3. Transportation – Driving here is absurd. There is a “priorite a droit” rule where even when you are driving along on a major street, if a car on a more minor street approaches an intersection from the right – they have the right of way, and you must yield. Very strange. Connor and I don’t drive much though so walking and public transportation are our lifelines. I love being able to walk so much more here and I go to great lengths to keep our world in a walkable scope. We get lost a lot on the twisting cobblestone streets with the dual French and Dutch names, but persistence and an everpresent map gets us by. The public transport is extensive, but cramming into small spaces underground with a toddler in a stroller gives me a headache just to think about.

4. Making Friends – I am a social person. I miss my friends, a lot. I miss being able to call a girlfriend to walk or see a chick flick movie. But I am starting to piece together acquaintance buds I am hopeful will bloom into friendships. We have joined the Brussels Childhood Trust which organizes local playdates with English-speaking moms in homes by zip code 2x per week. It takes a brave mom to have 15 children with their moms descend in their home. We have met interesting folks from South Africa, Germany, Canada, England and the US. Hard to focus too much with toddlers running every which way though so the “getting to know you” progress is often interrupted. I will stick with it however. Connor and I have also joined a weekly French music class in the Ixelles neighborhood at La Chaise Musicale. Connor can already sing several French songs and she claps with glee when we go. Luckily even though the course is totally French, they put me in a class with British mothers. There are 4 of us who take our kids for “un cafĂ© et croissant” after each class and these 3 are terrific resources and friends-in-the-making, I hope! This in addition to joining a church (the International Protestant Church), as well as the Amercian Women's Club of Brussels, and of course tapping into Kirk's E&Y colleagues should set me up for friend success.

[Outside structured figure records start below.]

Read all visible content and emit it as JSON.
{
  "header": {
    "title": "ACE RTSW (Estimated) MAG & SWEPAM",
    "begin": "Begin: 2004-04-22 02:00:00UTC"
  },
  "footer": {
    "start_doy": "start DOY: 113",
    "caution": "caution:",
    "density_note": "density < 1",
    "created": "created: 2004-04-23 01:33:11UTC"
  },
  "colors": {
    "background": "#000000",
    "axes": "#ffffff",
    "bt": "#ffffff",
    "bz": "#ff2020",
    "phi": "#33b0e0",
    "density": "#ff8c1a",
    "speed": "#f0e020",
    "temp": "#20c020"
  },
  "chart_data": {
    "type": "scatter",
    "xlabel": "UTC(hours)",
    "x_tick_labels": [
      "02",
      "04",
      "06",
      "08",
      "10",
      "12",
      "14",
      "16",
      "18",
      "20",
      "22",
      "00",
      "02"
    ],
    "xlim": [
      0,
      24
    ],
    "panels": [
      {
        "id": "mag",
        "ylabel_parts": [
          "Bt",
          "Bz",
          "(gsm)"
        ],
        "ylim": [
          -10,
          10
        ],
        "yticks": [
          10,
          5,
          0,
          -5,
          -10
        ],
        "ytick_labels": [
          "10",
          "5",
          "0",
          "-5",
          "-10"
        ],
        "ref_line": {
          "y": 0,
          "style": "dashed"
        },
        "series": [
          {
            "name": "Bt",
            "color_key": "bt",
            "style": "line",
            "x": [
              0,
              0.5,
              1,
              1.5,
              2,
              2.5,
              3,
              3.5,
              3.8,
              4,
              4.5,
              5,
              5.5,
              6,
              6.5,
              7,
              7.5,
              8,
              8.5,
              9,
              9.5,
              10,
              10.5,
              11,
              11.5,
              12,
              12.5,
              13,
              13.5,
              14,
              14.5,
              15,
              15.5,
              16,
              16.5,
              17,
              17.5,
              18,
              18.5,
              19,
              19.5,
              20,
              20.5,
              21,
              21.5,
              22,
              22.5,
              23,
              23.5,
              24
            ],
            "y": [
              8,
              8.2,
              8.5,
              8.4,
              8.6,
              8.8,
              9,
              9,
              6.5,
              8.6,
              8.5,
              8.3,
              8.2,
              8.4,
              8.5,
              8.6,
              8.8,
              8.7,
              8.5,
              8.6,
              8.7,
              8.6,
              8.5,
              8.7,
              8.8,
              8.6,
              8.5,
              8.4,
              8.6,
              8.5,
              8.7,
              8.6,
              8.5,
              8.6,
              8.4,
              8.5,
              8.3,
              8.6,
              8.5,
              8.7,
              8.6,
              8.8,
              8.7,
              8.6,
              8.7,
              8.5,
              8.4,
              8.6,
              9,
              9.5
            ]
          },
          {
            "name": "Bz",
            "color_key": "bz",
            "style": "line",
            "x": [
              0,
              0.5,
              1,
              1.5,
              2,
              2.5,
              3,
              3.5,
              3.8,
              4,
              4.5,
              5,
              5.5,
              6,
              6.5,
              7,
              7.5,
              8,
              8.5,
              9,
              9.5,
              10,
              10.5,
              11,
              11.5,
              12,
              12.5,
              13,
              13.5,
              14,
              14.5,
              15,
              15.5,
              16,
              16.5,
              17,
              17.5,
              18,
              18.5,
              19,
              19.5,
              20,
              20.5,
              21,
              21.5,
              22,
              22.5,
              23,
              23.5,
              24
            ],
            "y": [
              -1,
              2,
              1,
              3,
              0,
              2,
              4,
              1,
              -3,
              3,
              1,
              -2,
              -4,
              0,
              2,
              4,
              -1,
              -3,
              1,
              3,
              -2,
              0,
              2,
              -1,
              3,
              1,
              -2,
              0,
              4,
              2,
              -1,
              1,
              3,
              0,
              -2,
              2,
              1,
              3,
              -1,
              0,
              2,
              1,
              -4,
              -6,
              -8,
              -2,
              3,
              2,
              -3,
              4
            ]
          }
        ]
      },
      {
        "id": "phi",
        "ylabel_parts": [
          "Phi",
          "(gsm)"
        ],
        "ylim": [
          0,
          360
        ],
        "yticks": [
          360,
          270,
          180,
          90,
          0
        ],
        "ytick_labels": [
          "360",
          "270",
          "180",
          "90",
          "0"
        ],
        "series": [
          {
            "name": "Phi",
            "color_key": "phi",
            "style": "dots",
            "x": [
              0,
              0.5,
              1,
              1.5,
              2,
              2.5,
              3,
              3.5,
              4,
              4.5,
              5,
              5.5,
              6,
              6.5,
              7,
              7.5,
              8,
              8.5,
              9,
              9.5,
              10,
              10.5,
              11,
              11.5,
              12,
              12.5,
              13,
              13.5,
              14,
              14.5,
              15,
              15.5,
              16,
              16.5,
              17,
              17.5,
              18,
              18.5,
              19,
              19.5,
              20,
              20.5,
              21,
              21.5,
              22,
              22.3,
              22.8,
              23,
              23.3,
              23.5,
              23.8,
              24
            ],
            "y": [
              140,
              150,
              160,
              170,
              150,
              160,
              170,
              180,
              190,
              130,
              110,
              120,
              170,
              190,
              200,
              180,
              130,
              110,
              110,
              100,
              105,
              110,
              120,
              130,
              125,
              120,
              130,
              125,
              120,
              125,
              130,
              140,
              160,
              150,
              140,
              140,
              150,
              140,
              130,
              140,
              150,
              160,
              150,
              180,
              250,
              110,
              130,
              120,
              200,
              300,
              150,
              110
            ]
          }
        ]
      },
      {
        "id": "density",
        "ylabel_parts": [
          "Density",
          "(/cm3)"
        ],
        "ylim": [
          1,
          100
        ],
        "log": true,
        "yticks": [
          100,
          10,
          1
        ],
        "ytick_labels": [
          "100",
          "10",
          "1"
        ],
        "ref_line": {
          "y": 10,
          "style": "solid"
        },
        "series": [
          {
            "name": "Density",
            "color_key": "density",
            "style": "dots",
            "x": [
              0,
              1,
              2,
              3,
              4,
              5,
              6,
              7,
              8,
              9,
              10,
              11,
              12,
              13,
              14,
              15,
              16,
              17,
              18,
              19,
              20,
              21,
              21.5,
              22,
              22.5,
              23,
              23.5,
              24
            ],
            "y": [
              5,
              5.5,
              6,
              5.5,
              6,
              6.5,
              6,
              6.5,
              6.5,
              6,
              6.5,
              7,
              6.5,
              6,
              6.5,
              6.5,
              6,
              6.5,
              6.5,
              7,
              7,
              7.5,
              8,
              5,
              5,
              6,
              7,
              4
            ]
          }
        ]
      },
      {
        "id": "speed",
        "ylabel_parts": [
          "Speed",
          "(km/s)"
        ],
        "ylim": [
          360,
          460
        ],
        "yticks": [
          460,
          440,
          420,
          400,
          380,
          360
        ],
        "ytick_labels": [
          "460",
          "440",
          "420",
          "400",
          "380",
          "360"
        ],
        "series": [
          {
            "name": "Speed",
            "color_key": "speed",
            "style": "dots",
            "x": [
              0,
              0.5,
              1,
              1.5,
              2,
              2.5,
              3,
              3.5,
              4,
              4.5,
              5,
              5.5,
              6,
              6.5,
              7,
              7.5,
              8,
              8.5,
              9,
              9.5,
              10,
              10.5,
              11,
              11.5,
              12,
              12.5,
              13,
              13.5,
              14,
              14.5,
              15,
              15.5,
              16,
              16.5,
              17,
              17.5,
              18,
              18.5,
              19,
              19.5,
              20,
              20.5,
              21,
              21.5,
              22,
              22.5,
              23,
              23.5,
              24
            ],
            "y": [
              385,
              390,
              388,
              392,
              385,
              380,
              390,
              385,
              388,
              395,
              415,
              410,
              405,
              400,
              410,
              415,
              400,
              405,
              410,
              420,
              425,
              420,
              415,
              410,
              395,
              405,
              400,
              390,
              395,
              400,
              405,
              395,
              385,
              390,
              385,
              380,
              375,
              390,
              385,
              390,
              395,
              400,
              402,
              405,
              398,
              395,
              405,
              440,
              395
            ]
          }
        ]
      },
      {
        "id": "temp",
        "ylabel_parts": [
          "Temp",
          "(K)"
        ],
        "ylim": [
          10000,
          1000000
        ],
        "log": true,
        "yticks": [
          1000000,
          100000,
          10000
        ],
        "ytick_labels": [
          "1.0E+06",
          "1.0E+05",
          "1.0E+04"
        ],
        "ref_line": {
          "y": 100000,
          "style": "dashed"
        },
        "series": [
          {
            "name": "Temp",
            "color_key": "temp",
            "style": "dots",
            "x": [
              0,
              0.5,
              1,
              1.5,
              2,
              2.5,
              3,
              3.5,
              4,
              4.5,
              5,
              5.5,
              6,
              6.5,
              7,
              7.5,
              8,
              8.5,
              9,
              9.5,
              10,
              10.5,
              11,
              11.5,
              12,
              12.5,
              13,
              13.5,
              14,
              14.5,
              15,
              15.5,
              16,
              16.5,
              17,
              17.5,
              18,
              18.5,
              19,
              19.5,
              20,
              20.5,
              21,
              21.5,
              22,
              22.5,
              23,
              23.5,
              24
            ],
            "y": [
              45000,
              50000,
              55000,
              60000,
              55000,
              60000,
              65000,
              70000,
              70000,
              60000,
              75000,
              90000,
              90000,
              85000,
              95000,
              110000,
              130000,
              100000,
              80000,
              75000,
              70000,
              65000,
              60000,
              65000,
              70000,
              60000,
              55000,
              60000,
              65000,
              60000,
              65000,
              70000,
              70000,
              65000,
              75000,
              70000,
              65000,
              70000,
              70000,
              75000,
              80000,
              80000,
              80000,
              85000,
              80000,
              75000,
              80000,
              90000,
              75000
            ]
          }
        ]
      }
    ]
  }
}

5. Domestic life – My name may be Reid, but it will never be Donna Reid. I am trying to use recipes and cook more. Planning home cooked meals has never been a strength of mine. If I am lucky enough to find the right ingredients in my grocery store (or at least appropriate substitutes), and I can accurately translate the Farenheit oven temperature to Celsius and get my pans to fit into my oven…and my oven doesn’t fall apart on me…then I have a 50/50 chance of producing an edible meal. Case in point – check out the gingerbread house I tried to make/bake with Connor below. We will keep trying!


It is also humorous to see me conquer the neverending pile of laundry. Washing machines in Europe are maybe ¼ the size of those in America. That means 4x the loads of laundry to do. We have a dryer that literally connects only through a standard electrical outlet. There is a container that collects the water from the drying clothes that must be emptied every time, just like the lint collector. If you forget to empty it the dryer starts steaming out of control and the clothes warm up but don’t dry. And since there is only one plug we have to switch the washing machine for the dryer’s plug each time. This means it is not possible to have both machines going simultaneously.
I find though that it is the simple times that make all of the above change totally, totally worth it:
- Today we were eating lunch - a scrumptous lunch of turkey deli meat and a banana. Connor took the banana and as she was smushing it into her mouth she stopped and looked up at me and said "Yummy!" clear as day. Then I told her to be sure to eat some turkey too. She thought about it and tapped at the turkey. She looked at me with that cute squished up face and said "gobble, gobble"!!! Priceless.
- This afternoon it was -7 degrees Celsius yet so sunny and the sky so blue. I had our iTunes blaring James Taylor’s “Whenever I See Your Smiling Face” while the sun streamed in our full length apartment windows. I asked Connor if she wanted to dance with me. She threw her arms up and ran to me. I lifted her up and we danced around together cheek to cheek. I have decided I love Brussels.